Specifically, the US warehousing sector saw the largest single-month spike, announcing 47,878 layoffs October, compared to fewer than 1,000 in September.

Analysts point to ongoing automation and post-pandemic overcapacity as key drivers, ConsumerAffairs report also said.

Retail remains under pressure, with 88,664 cuts so far this year, up 145 percent from 2024, amid shifting consumer habits and continued store closures.

Even consumer products and services firms, once considered stable employers, reported sharp increases in job reductions due to rising costs and softening demand.

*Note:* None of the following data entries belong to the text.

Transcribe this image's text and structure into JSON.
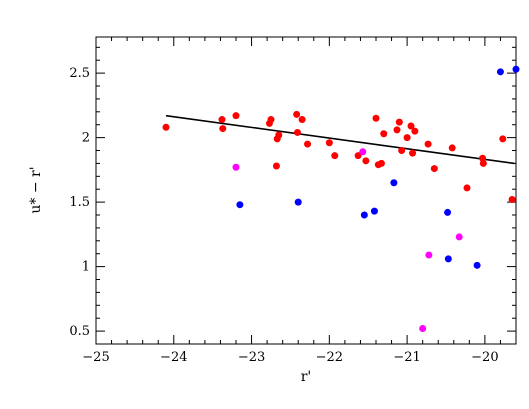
{
  "chart_data": {
    "type": "scatter",
    "xlabel": "r'",
    "ylabel": "u* − r'",
    "xlim": [
      -25,
      -19.6
    ],
    "ylim": [
      0.4,
      2.78
    ],
    "xticks": [
      -25,
      -24,
      -23,
      -22,
      -21,
      -20
    ],
    "xtick_labels": [
      "−25",
      "−24",
      "−23",
      "−22",
      "−21",
      "−20"
    ],
    "yticks": [
      0.5,
      1,
      1.5,
      2,
      2.5
    ],
    "ytick_labels": [
      "0.5",
      "1",
      "1.5",
      "2",
      "2.5"
    ],
    "grid": false,
    "fit_line": {
      "x": [
        -24.1,
        -19.62
      ],
      "y": [
        2.17,
        1.8
      ],
      "color": "#000000"
    },
    "series": [
      {
        "color": "#ff0000",
        "points": [
          [
            -24.1,
            2.08
          ],
          [
            -23.38,
            2.14
          ],
          [
            -23.37,
            2.07
          ],
          [
            -23.2,
            2.17
          ],
          [
            -22.77,
            2.11
          ],
          [
            -22.75,
            2.14
          ],
          [
            -22.68,
            1.78
          ],
          [
            -22.67,
            1.99
          ],
          [
            -22.65,
            2.02
          ],
          [
            -22.42,
            2.18
          ],
          [
            -22.41,
            2.04
          ],
          [
            -22.35,
            2.14
          ],
          [
            -22.28,
            1.95
          ],
          [
            -22.0,
            1.96
          ],
          [
            -21.93,
            1.86
          ],
          [
            -21.63,
            1.86
          ],
          [
            -21.53,
            1.82
          ],
          [
            -21.4,
            2.15
          ],
          [
            -21.37,
            1.79
          ],
          [
            -21.33,
            1.8
          ],
          [
            -21.3,
            2.03
          ],
          [
            -21.13,
            2.06
          ],
          [
            -21.1,
            2.12
          ],
          [
            -21.07,
            1.9
          ],
          [
            -21.0,
            2.0
          ],
          [
            -20.95,
            2.09
          ],
          [
            -20.93,
            1.88
          ],
          [
            -20.9,
            2.05
          ],
          [
            -20.73,
            1.95
          ],
          [
            -20.65,
            1.76
          ],
          [
            -20.42,
            1.92
          ],
          [
            -20.23,
            1.61
          ],
          [
            -20.03,
            1.84
          ],
          [
            -20.02,
            1.8
          ],
          [
            -19.77,
            1.99
          ],
          [
            -19.65,
            1.52
          ]
        ]
      },
      {
        "color": "#ff00ff",
        "points": [
          [
            -23.2,
            1.77
          ],
          [
            -21.57,
            1.89
          ],
          [
            -20.8,
            0.52
          ],
          [
            -20.72,
            1.09
          ],
          [
            -20.33,
            1.23
          ]
        ]
      },
      {
        "color": "#0000ff",
        "points": [
          [
            -23.15,
            1.48
          ],
          [
            -22.4,
            1.5
          ],
          [
            -21.55,
            1.4
          ],
          [
            -21.42,
            1.43
          ],
          [
            -21.17,
            1.65
          ],
          [
            -20.48,
            1.42
          ],
          [
            -20.47,
            1.06
          ],
          [
            -20.1,
            1.01
          ],
          [
            -19.8,
            2.51
          ],
          [
            -19.6,
            2.53
          ]
        ]
      }
    ]
  }
}
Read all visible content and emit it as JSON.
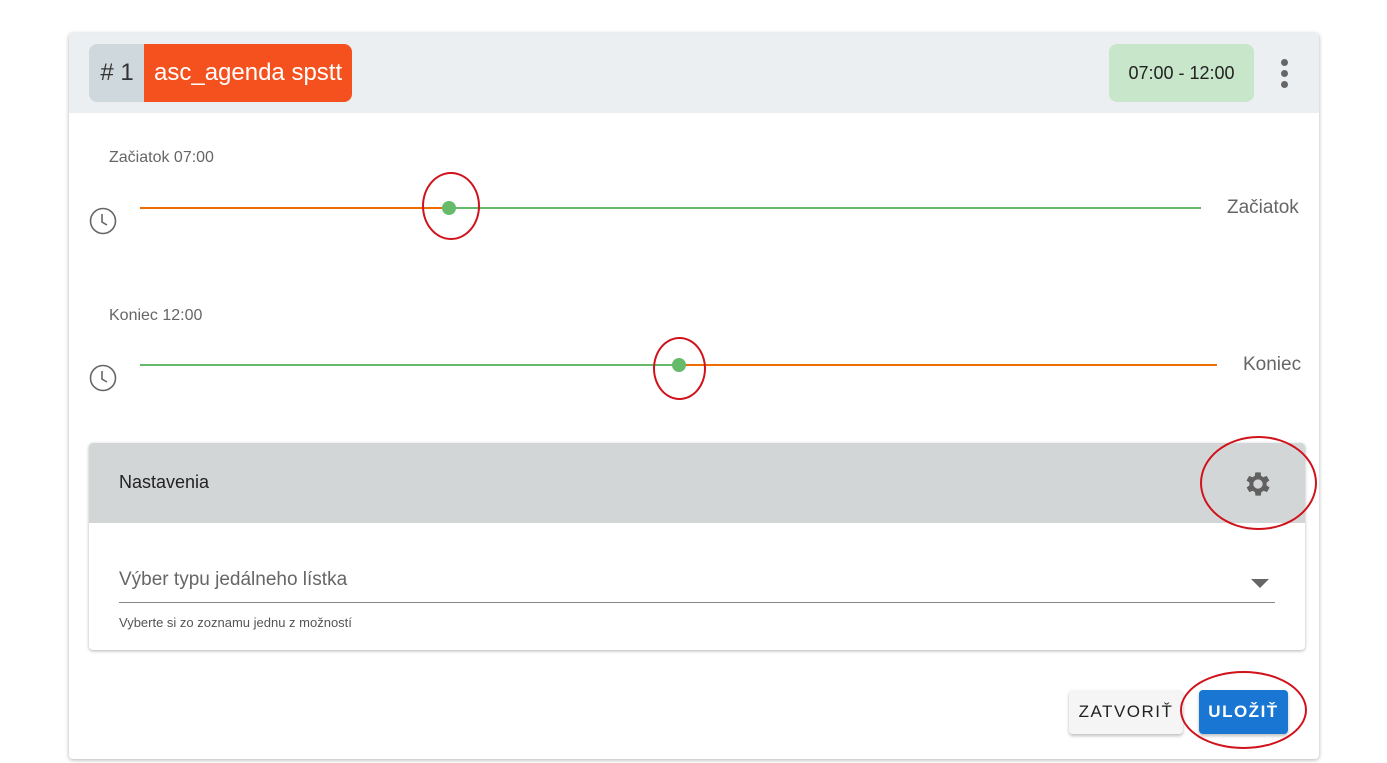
{
  "header": {
    "number": "# 1",
    "name": "asc_agenda spstt",
    "time_range": "07:00 - 12:00",
    "menu_icon": "more-vertical-icon"
  },
  "start": {
    "label": "Začiatok 07:00",
    "side_label": "Začiatok",
    "value_hours": 7,
    "range_hours": [
      0,
      24
    ],
    "icon": "clock-icon"
  },
  "end": {
    "label": "Koniec 12:00",
    "side_label": "Koniec",
    "value_hours": 12,
    "range_hours": [
      0,
      24
    ],
    "icon": "clock-icon"
  },
  "settings": {
    "title": "Nastavenia",
    "icon": "gear-icon",
    "select_placeholder": "Výber typu jedálneho lístka",
    "select_hint": "Vyberte si zo zoznamu jednu z možností"
  },
  "actions": {
    "close": "ZATVORIŤ",
    "save": "ULOŽIŤ"
  },
  "colors": {
    "accent": "#f4511e",
    "active": "#66bb6a",
    "inactive": "#ef6c00",
    "primary": "#1976d2",
    "annotation": "#d0121b"
  }
}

Meanwhile, non-profits saw layoffs surge 419 percent this year, reflecting the downstream impact of declining government funding.

Between cost-cutting and AI

In October, Cost-Cutting was the top reason companies cited for layoffs, responsible for 50,437 job cuts.

Artificial Intelligence also ranked second, prompting 31,039 layoffs as companies continue to automate workflows and streamline staffing.

AI-driven restructuring has been linked to over 48,000 job losses thus far this year.

Other key drivers include market conditions and facility closures, with more than 160,000 job cuts tied to store, plant, or unit shutdowns this year.

Challenger noted that this wave of job cuts marks a departure from recent years, when employers were reluctant to announce layoffs late in the year.

He said: “Over the last decade, companies have shied away from announcing layoffs in the fourth quarter.

“With social media amplifying the reputational risks, such announcements were often delayed until the new year.”

Besides, making things tougher for laid-off employees, it may be harder to find a new job, report stated.

Through October this year, employers announced 488,077 planned hires, down 35 percent from 2024 and the lowest year-to-date total since 2011.

Only 372,520 seasonal hires were announced, marking the weakest pre-holiday hiring environment since Challenger began tracking such data in 2012.

Challenger, Chief Revenue Officer at outplacement firm Challenger, Gray & Christmas, however, said: “It’s possible with rate cuts and a strong showing in November, companies may make a late-season push for employees.

“But at this point, we do not expect a strong seasonal hiring environment in 2025.”